我彷彿看見了那接近於零的希望,連忙問她:

“不過什麼?”

“我看這個女孩她竟然有中心的地圖,說明這份地圖應該是中心的人給她的,那麼也就可以認為——零在中心有人可以幫助她進去,而我則只需要帶她去中心就行。”

“原來如此。”

我頓時恍然大悟,原來還可以這麼想。於是轉過身親切地向零報告這個好消息,零在聽完我的報告后十分高興,連說了好幾個“真的嗎”,我摸了摸她的頭。

“當然是真的啊!”

“謝謝龔哥哥!”

我又看向了那邊的黑景,有些擔心地問道:“這麼黑,開車不怕摔嗎?路也容易看不見,要不先在這裡住一晚,明日再走。”

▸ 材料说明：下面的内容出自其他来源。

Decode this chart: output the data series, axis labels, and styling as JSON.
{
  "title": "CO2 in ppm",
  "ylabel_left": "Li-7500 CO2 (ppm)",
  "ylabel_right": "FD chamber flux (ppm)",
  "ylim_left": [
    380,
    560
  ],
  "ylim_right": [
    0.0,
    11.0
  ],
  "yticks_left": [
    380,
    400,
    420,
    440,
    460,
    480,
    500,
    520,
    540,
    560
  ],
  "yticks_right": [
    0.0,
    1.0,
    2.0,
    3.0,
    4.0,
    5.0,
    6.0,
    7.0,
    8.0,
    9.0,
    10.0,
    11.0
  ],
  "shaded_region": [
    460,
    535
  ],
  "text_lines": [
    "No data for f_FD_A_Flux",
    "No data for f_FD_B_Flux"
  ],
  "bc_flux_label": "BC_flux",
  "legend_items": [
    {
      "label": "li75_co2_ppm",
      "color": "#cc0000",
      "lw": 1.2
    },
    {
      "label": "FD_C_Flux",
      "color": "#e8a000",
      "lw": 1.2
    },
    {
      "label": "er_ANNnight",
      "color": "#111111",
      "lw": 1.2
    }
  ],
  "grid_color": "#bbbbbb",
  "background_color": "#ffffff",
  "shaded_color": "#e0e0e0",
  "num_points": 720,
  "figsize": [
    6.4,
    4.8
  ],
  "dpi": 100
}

月凌聽到后,只是無所謂地哼了一口氣,擺動了一下手中的鑰匙。

“你可要知道我是怎麼來這的!”

“可是……”

“不用擔心了!”

“那走吧!”

零聽見后十分開心,拉着我的手臂。我也準備走時,月凌卻突然停住了,不僅眼神變得犀利了起來,而且她周圍的氣息也變得充滿殺性。

我有點被嚇到,連忙問她:“怎麼了?”

她沒有立刻回答,而是不知從何處掏出來了一把武士刀,這是……日稀!

“你拿刀幹什麼?”我連忙護住零,以為她要因為地圖而殺掉零,零也只是一臉害怕地看着月凌拿着刀站在我的前面。

月凌卻並未立刻下手,而是隨意舞動了一下手中的刀,這時才告訴我們一個十分令我們意想不到的事情。

“我們被人跟了,應該是在趕過來的時候,應該是在哪裡被組織的人發現了吧!”

在不遠處的草叢中,忽然快速閃過兩個人影,所到之處,月光都離奇消失了。